Microsoft has restricted Chinese companies’ access to early notifications about vulnerabilities in its products. The decision follows an internal investigation into potential leaks from the Microsoft Active Protections Program (MAPP), a system designed to share details of security flaws with trusted partners ahead of official patch releases. Suspicion arose in the wake of large-scale attacks on SharePoint servers, during which China-linked threat actors compromised more than 400 government agencies and corporations, including the U.S. National Nuclear Security Administration.

According to Microsoft spokesperson David Cuddy, new restrictions will now apply to MAPP participants in countries where companies are legally obliged to report vulnerabilities to government agencies. This includes China, where a 2021 law requires disclosures of cybersecurity issues to the Ministry of Industry and Information Technology within 48 hours. Previously, such partners received technical details and proof-of-concept code a full day before security updates were published. Going forward, they will instead receive only brief written descriptions of vulnerabilities, and only at the same time as official updates are released.

Microsoft emphasized that any partners found violating program rules or engaging in offensive cyber operations are removed from MAPP. The company did not disclose the outcome of its investigation into the SharePoint-related leaks, noting only that multiple scenarios are being considered.

Concerns about Chinese participants in MAPP are not new. As far back as 2012, Microsoft accused Hangzhou DPtech Technologies of violating non-disclosure agreements, and in 2021 suspected two Chinese partners of leaking details about Exchange Server vulnerabilities, which subsequently fueled a global attack attributed to the Hafnium group.
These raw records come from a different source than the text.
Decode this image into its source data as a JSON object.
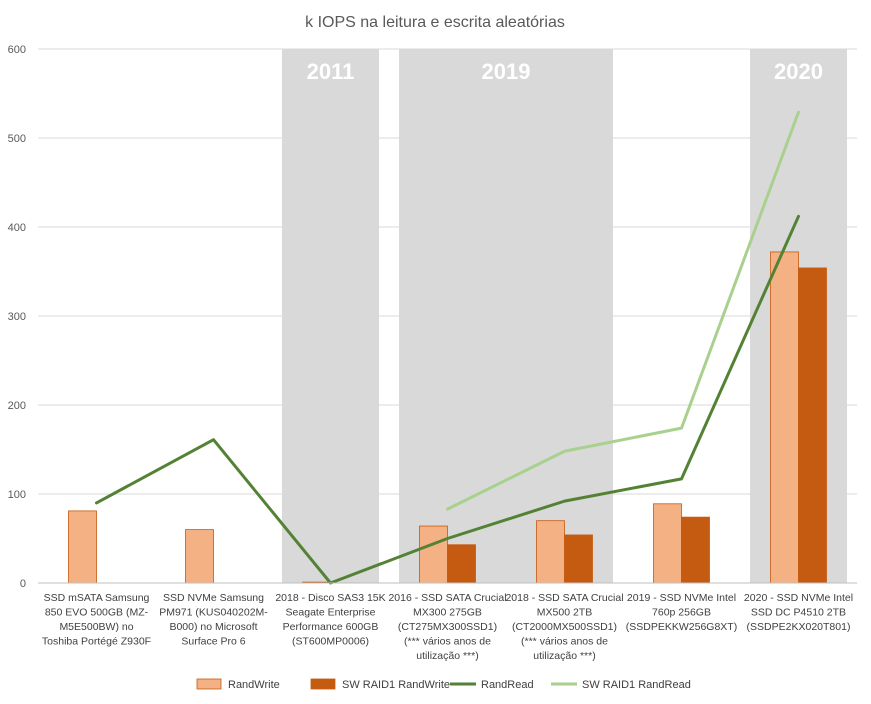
{
  "chart_data": {
    "type": "bar",
    "title": "k IOPS na leitura e escrita aleatórias",
    "xlabel": "",
    "ylabel": "",
    "ylim": [
      0,
      600
    ],
    "yticks": [
      0,
      100,
      200,
      300,
      400,
      500,
      600
    ],
    "grid": true,
    "legend_position": "bottom",
    "categories": [
      [
        "SSD mSATA Samsung",
        "850 EVO 500GB (MZ-",
        "M5E500BW) no",
        "Toshiba Portégé Z930F"
      ],
      [
        "SSD NVMe Samsung",
        "PM971 (KUS040202M-",
        "B000) no Microsoft",
        "Surface Pro 6"
      ],
      [
        "2018 - Disco SAS3 15K",
        "Seagate Enterprise",
        "Performance 600GB",
        "(ST600MP0006)"
      ],
      [
        "2016 - SSD SATA Crucial",
        "MX300 275GB",
        "(CT275MX300SSD1)",
        "(*** vários anos de",
        "utilização ***)"
      ],
      [
        "2018 - SSD SATA Crucial",
        "MX500 2TB",
        "(CT2000MX500SSD1)",
        "(*** vários anos de",
        "utilização ***)"
      ],
      [
        "2019 - SSD NVMe Intel",
        "760p 256GB",
        "(SSDPEKKW256G8XT)"
      ],
      [
        "2020 - SSD NVMe Intel",
        "SSD DC P4510 2TB",
        "(SSDPE2KX020T801)"
      ]
    ],
    "year_bands": [
      {
        "label": "2011",
        "categories": [
          2,
          2
        ]
      },
      {
        "label": "2019",
        "categories": [
          3,
          4
        ]
      },
      {
        "label": "2020",
        "categories": [
          6,
          6
        ]
      }
    ],
    "series": [
      {
        "name": "RandWrite",
        "kind": "bar",
        "color": "#F4B183",
        "stroke": "#C55A11",
        "values": [
          81,
          60,
          1,
          64,
          70,
          89,
          372
        ]
      },
      {
        "name": "SW RAID1 RandWrite",
        "kind": "bar",
        "color": "#C55A11",
        "stroke": "#C55A11",
        "values": [
          null,
          null,
          null,
          43,
          54,
          74,
          354
        ]
      },
      {
        "name": "RandRead",
        "kind": "line",
        "color": "#548235",
        "values": [
          90,
          161,
          0,
          50,
          92,
          117,
          412
        ]
      },
      {
        "name": "SW RAID1 RandRead",
        "kind": "line",
        "color": "#A9D18E",
        "values": [
          null,
          null,
          null,
          83,
          148,
          174,
          529
        ]
      }
    ]
  }
}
The Chinese embassy in Washington stated that it was unfamiliar with the details of either the investigation or the new restrictions but stressed that cyberthreats are a shared global challenge requiring joint efforts. At the same time, Chinese officials reiterated their opposition to any accusations of cyberattacks.

Microsoft also confirmed for the first time the closure of its transparency centers in China, where government officials had previously been allowed to review the source code of Windows and other technologies to verify the absence of surveillance backdoors. According to Cuddy, these centers “have long been closed,” and no visits had taken place since 2019.
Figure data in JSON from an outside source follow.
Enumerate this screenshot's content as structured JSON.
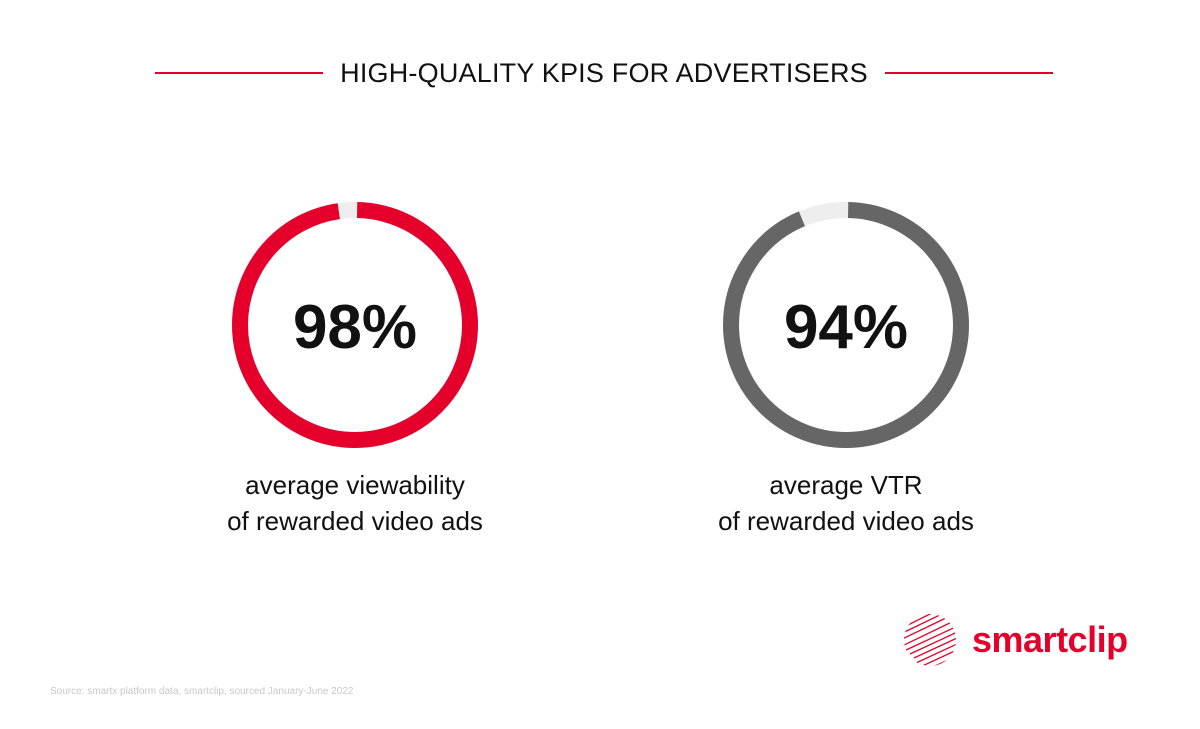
{
  "header": {
    "title": "HIGH-QUALITY KPIS FOR ADVERTISERS"
  },
  "colors": {
    "accent": "#e4002b",
    "secondary": "#666666",
    "track": "#eeeeee"
  },
  "chart_data": [
    {
      "type": "pie",
      "value": 98,
      "max": 100,
      "value_label": "98%",
      "caption_lines": [
        "average viewability",
        "of rewarded video ads"
      ],
      "color": "#e4002b",
      "track_color": "#eeeeee"
    },
    {
      "type": "pie",
      "value": 94,
      "max": 100,
      "value_label": "94%",
      "caption_lines": [
        "average VTR",
        "of rewarded video ads"
      ],
      "color": "#666666",
      "track_color": "#eeeeee"
    }
  ],
  "footer": {
    "source": "Source: smartx platform data, smartclip, sourced January-June 2022"
  },
  "logo": {
    "text": "smartclip",
    "icon": "smartclip-logo-icon"
  }
}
American analysts have largely welcomed the stricter rules. SentinelOne described Microsoft’s move as justified, pointing out that Chinese companies in MAPP cannot disregard the interests of their government. Analysts also noted that, given the unprecedented scrutiny of Chinese cyber operations, Microsoft had little choice but to act decisively.
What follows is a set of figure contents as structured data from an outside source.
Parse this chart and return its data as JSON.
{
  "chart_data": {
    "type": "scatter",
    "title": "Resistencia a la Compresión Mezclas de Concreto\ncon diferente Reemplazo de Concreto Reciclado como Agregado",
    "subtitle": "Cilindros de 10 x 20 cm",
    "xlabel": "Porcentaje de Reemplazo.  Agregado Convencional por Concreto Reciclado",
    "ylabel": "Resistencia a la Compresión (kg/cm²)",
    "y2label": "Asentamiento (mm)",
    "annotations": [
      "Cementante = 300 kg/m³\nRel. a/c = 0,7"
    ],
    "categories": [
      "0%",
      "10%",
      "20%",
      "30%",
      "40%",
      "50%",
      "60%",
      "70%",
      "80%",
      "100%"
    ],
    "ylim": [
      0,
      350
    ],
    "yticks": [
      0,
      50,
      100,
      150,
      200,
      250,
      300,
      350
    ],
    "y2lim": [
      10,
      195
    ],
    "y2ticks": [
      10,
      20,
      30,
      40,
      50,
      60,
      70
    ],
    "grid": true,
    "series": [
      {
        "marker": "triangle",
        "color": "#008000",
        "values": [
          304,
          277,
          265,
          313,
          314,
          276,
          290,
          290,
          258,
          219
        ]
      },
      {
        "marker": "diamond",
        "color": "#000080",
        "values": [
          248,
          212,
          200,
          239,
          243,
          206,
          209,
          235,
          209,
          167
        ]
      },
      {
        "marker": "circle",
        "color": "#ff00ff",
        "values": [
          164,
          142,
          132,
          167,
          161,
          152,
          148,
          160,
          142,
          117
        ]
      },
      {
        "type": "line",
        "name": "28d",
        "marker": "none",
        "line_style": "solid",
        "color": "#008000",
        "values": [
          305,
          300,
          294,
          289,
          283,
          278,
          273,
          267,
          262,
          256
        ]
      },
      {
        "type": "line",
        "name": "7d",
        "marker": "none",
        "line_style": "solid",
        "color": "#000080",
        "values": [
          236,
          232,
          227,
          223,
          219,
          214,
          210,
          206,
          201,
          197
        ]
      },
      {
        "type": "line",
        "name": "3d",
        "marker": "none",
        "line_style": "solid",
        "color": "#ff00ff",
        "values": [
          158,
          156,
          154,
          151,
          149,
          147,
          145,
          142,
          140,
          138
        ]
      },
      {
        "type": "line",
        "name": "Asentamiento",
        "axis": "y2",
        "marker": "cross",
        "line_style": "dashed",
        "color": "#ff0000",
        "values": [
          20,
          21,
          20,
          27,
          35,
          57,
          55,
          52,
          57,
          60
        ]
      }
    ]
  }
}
The issue drew further attention after a report by the Tech Integrity Project, which claimed that some Chinese Microsoft partners were working on the campus of the National Cybersecurity Center in Wuhan alongside entities linked to China’s Ministry of State Security. Microsoft firmly denied any involvement with this center.

In effect, Microsoft is abandoning its earlier posture of trust toward certain foreign partners, curtailing the scope of vulnerability data it shares and tightening oversight of its distribution—an approach that underscores growing concerns over global cybersecurity risks.